Modernism is not only present in the west; it can be found elsewhere. In the city of Islamabad, modernism was probably not the main element, but the modernisation of the existing culture and the engagement of Ekistics – science of community and human settlements coined by Doxiadis – characterized the developments of the city. People often tend to believe that modernism on an urban scale has failed miserably. The city of Islamabad was designed throughout multiple scales and layers, preserving the human scale. This had preserved a sense of community in a rationally planned city.

At the same time, the spirit of place – Genius Loci – was preserved, as the planners took the existence of natural elements, culture and climate into account.
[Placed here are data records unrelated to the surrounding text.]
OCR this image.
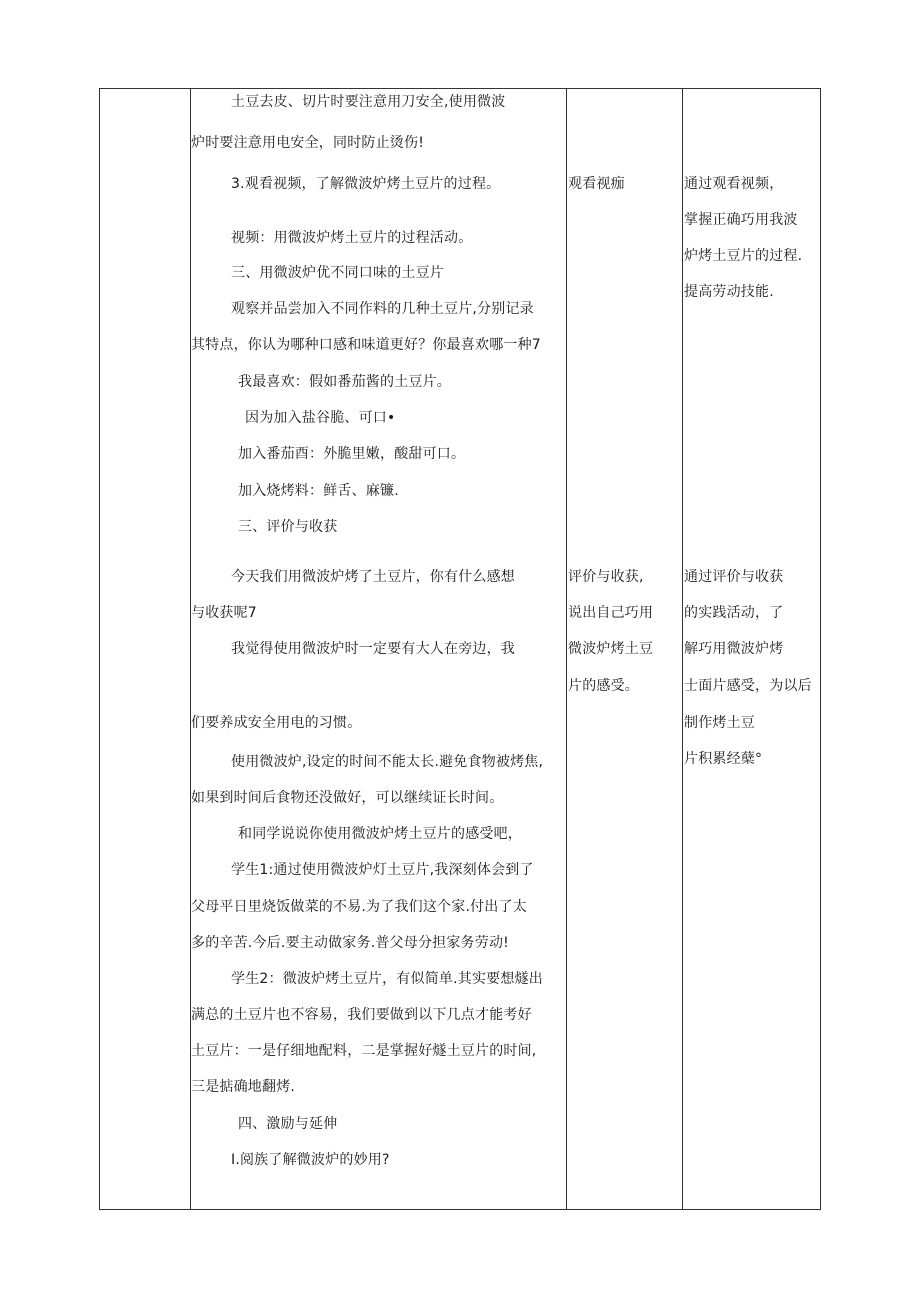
土豆去皮、切片时要注意用刀安全,使用微波
炉时要注意用电安全，同时防止烫伤!
3.观看视频，了解微波炉烤土豆片的过程。
视频：用微波炉烤土豆片的过程活动。
三、用微波炉优不同口味的土豆片
观察并品尝加入不同作料的几种土豆片,分别记录
其特点，你认为哪种口感和味道更好？你最喜欢哪一种7
我最喜欢：假如番茄酱的土豆片。
因为加入盐谷脆、可口•
加入番茄酉：外脆里嫩，酸甜可口。
加入烧烤料：鲜舌、麻镰.
三、评价与收获
今天我们用微波炉烤了土豆片，你有什么感想
与收获呢7
我觉得使用微波炉时一定要有大人在旁边，我
们要养成安全用电的习惯。
使用微波炉,设定的时间不能太长.避免食物被烤焦,
如果到时间后食物还没做好，可以继续证长时间。
和同学说说你使用微波炉烤土豆片的感受吧，
学生1:通过使用微波炉灯土豆片,我深刻体会到了
父母平日里烧饭做菜的不易.为了我们这个家.付出了太
多的辛苦.今后.要主动做家务.普父母分担家务劳动!
学生2：微波炉烤土豆片，有似简单.其实要想燧出
满总的土豆片也不容易，我们要做到以下几点才能考好
土豆片：一是仔细地配料，二是掌握好燧土豆片的时间,
三是掂确地翻烤.
四、激励与延伸
I.阅族了解微波炉的妙用?
观看视痂
评价与收获,
说出自己巧用
微波炉烤土豆
片的感受。
通过观看视频，
掌握正确巧用我波
炉烤土豆片的过程.
提高劳动技能.
通过评价与收获
的实践活动，了
解巧用微波炉烤
士面片感受，为以后
制作烤土豆
片积累经蘖°
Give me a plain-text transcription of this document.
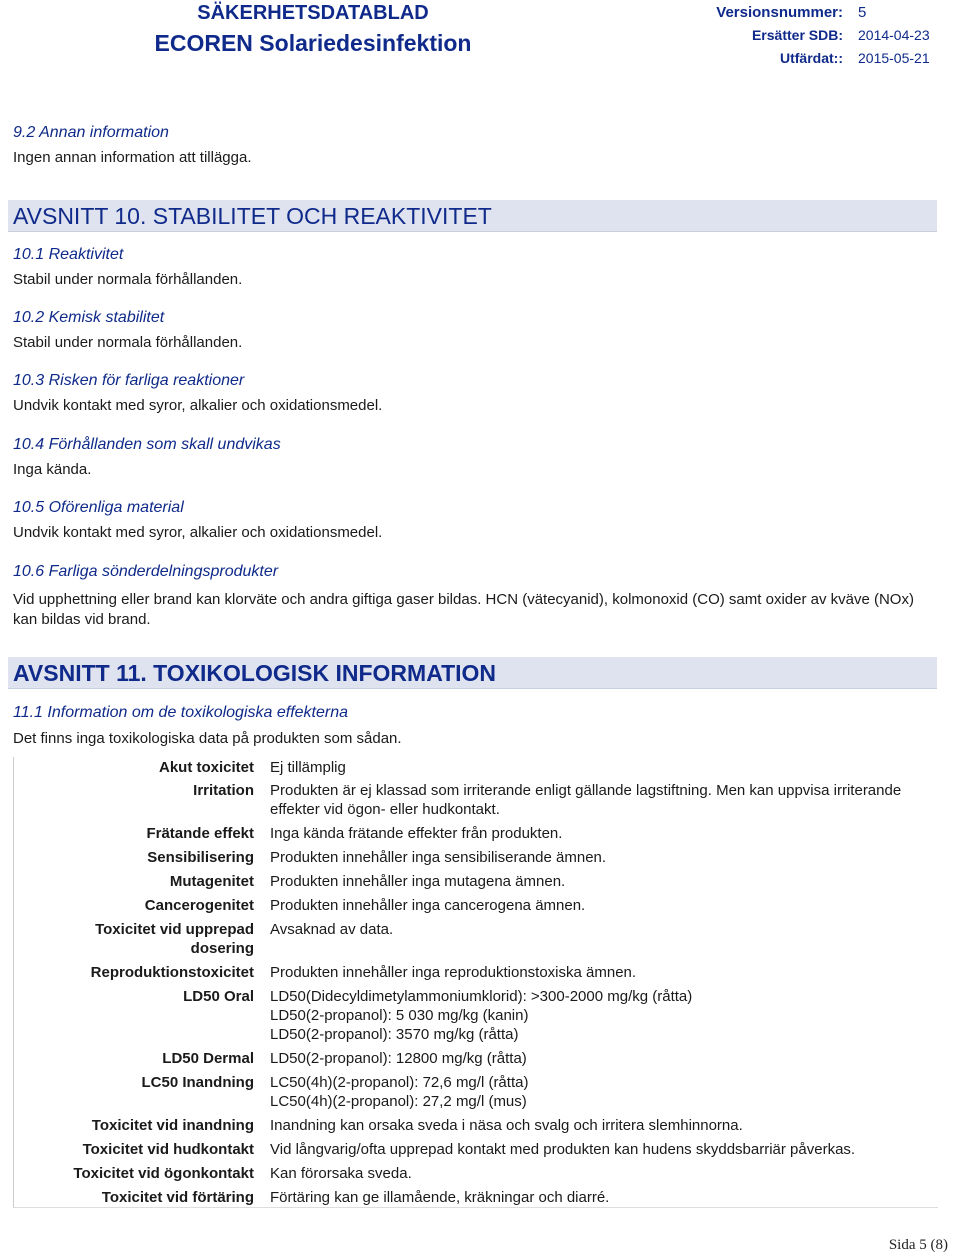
SÄKERHETSDATABLAD
ECOREN Solariedesinfektion
Versionsnummer: 5
Ersätter SDB: 2014-04-23
Utfärdat:: 2015-05-21
9.2 Annan information
Ingen annan information att tillägga.
AVSNITT 10. STABILITET OCH REAKTIVITET
10.1 Reaktivitet
Stabil under normala förhållanden.
10.2 Kemisk stabilitet
Stabil under normala förhållanden.
10.3 Risken för farliga reaktioner
Undvik kontakt med syror, alkalier och oxidationsmedel.
10.4 Förhållanden som skall undvikas
Inga kända.
10.5 Oförenliga material
Undvik kontakt med syror, alkalier och oxidationsmedel.
10.6 Farliga sönderdelningsprodukter
Vid upphettning eller brand kan klorväte och andra giftiga gaser bildas. HCN (vätecyanid), kolmonoxid (CO) samt oxider av kväve (NOx) kan bildas vid brand.
AVSNITT 11. TOXIKOLOGISK INFORMATION
11.1 Information om de toxikologiska effekterna
Det finns inga toxikologiska data på produkten som sådan.
Akut toxicitet Ej tillämplig
Irritation Produkten är ej klassad som irriterande enligt gällande lagstiftning. Men kan uppvisa irriterande effekter vid ögon- eller hudkontakt.
Frätande effekt Inga kända frätande effekter från produkten.
Sensibilisering Produkten innehåller inga sensibiliserande ämnen.
Mutagenitet Produkten innehåller inga mutagena ämnen.
Cancerogenitet Produkten innehåller inga cancerogena ämnen.
Toxicitet vid upprepad dosering
Avsaknad av data.
Reproduktionstoxicitet Produkten innehåller inga reproduktionstoxiska ämnen.
LD50 Oral LD50(Didecyldimetylammoniumklorid): >300-2000 mg/kg (råtta)
LD50(2-propanol): 5 030 mg/kg (kanin)
LD50(2-propanol): 3570 mg/kg (råtta)
LD50 Dermal LD50(2-propanol): 12800 mg/kg (råtta)
LC50 Inandning LC50(4h)(2-propanol): 72,6 mg/l (råtta)
LC50(4h)(2-propanol): 27,2 mg/l (mus)
Toxicitet vid inandning Inandning kan orsaka sveda i näsa och svalg och irritera slemhinnorna.
Toxicitet vid hudkontakt Vid långvarig/ofta upprepad kontakt med produkten kan hudens skyddsbarriär påverkas.
Toxicitet vid ögonkontakt Kan förorsaka sveda.
Toxicitet vid förtäring Förtäring kan ge illamående, kräkningar och diarré.
Sida 5 (8)
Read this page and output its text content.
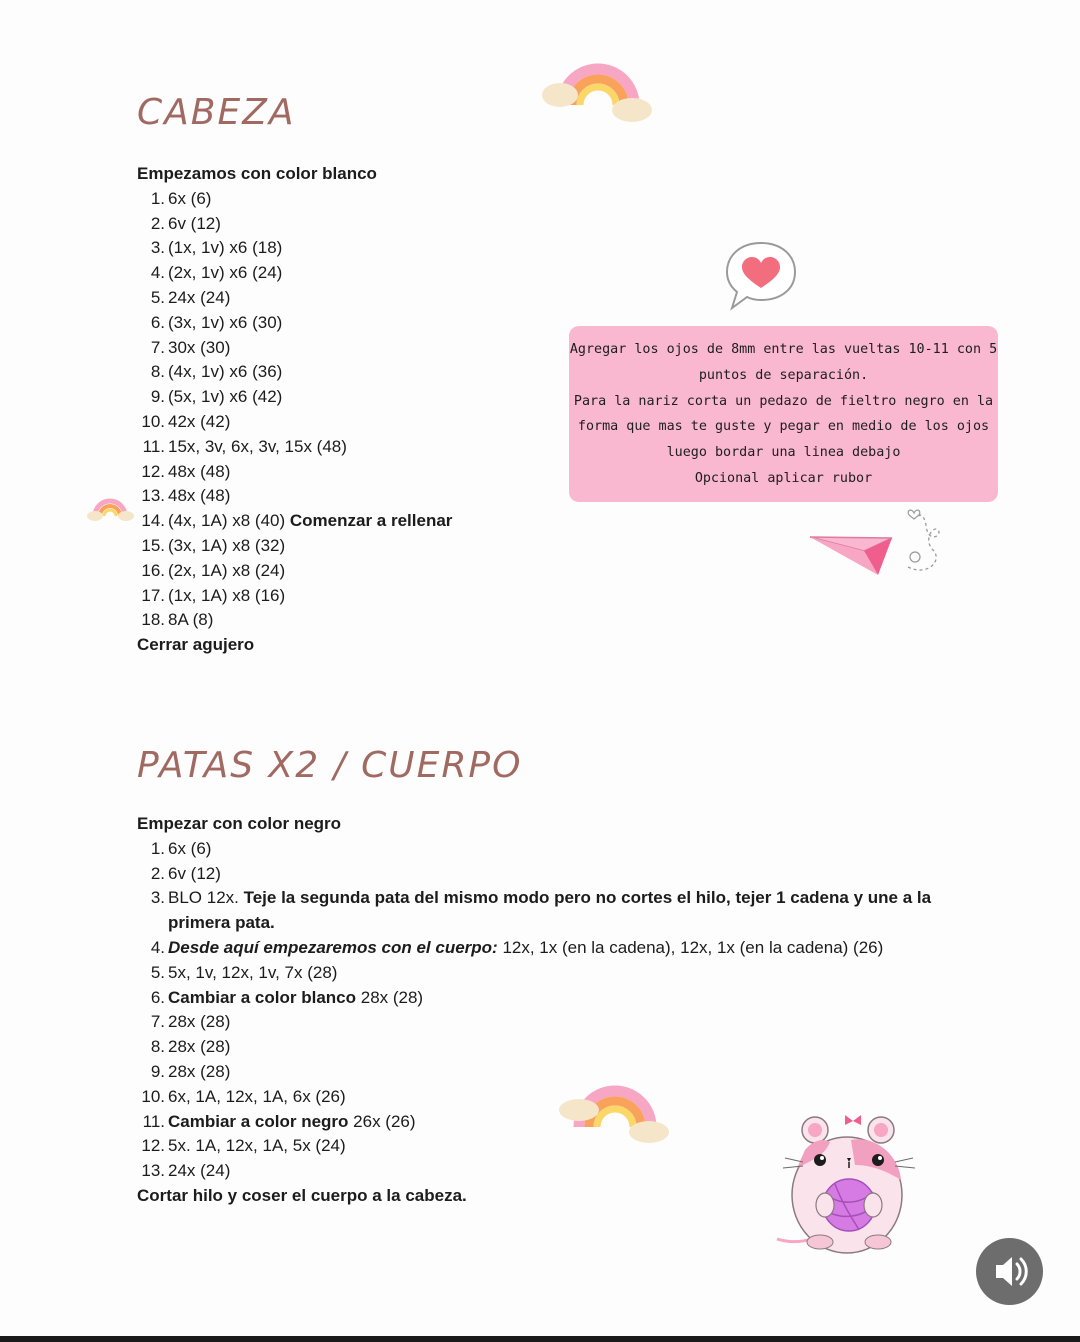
CABEZA
Empezamos con color blanco
1. 6x (6)
2. 6v (12)
3. (1x, 1v) x6 (18)
4. (2x, 1v) x6 (24)
5. 24x (24)
6. (3x, 1v) x6 (30)
7. 30x (30)
8. (4x, 1v) x6 (36)
9. (5x, 1v) x6 (42)
10. 42x (42)
11. 15x, 3v, 6x, 3v, 15x (48)
12. 48x (48)
13. 48x (48)
14. (4x, 1A) x8 (40) Comenzar a rellenar
15. (3x, 1A) x8 (32)
16. (2x, 1A) x8 (24)
17. (1x, 1A) x8 (16)
18. 8A (8)
Cerrar agujero
Agregar los ojos de 8mm entre las vueltas 10-11 con 5
puntos de separación.
Para la nariz corta un pedazo de fieltro negro en la
forma que mas te guste y pegar en medio de los ojos
luego bordar una linea debajo
Opcional aplicar rubor
PATAS X2 / CUERPO
Empezar con color negro
1. 6x (6)
2. 6v (12)
3. BLO 12x. Teje la segunda pata del mismo modo pero no cortes el hilo, tejer 1 cadena y une a la primera pata.
4. Desde aquí empezaremos con el cuerpo: 12x, 1x (en la cadena), 12x, 1x (en la cadena) (26)
5. 5x, 1v, 12x, 1v, 7x (28)
6. Cambiar a color blanco 28x (28)
7. 28x (28)
8. 28x (28)
9. 28x (28)
10. 6x, 1A, 12x, 1A, 6x (26)
11. Cambiar a color negro 26x (26)
12. 5x. 1A, 12x, 1A, 5x (24)
13. 24x (24)
Cortar hilo y coser el cuerpo a la cabeza.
By integrating the sense of art and ornamentation (in moderation), the city felt familiarised by the users. The city is not just a rationally planned production machine. But there is sense of life that made this place humane. Modernism often neglects the existence of the Genius Loci and tends to build without understanding the essence of the place. This was the case in the developments of Bijlmermeer, a suburban satellite town of Amsterdam that did not take the spirit of the place and culture of users into account.

Islamabad is a city designed for the future, whether connecting to the Grand Trunk Road linking to the capital cities of neighbouring countries or having a certain formula to expand he city according to a certain method. However, the future is unpredictable. No one had foreseen military coups of that time, or terrorism that would haunt the country for more than a decade. As the city started expanding in a pace the government could not keep up with, slums had appeared in the outskirts of the city. And even when the borders of Islamabad and Rawalpindi met, their relationship remained complicated (figure 7). In the empty pockets of planned neighbourhoods, new working class communities gradually appeared (figure 8), like organic changes mushrooming in the city. However, the developments of the last 10 years have been devastating for the city and its users. The municipality has failed to provide affordable public transportation or promote the use bicycles, resulting in massive traffic jams on the boulevards. In response to this, several boulevards have been turned into highways characterised by underpasses, fly-overs and pedestrian bridges, destroying the beauty of the boulevard once defining this city’s character (figure 9: before). New high rise buildings started to appear that have no link to the context; even after the country started recovering from the turbulent past, the developments are still precarious.

While looking at those high rise buildings and civic centres along the boulevards in the middle of the city I keep asking myself one question over and over: Does Islamabad even have a city centre?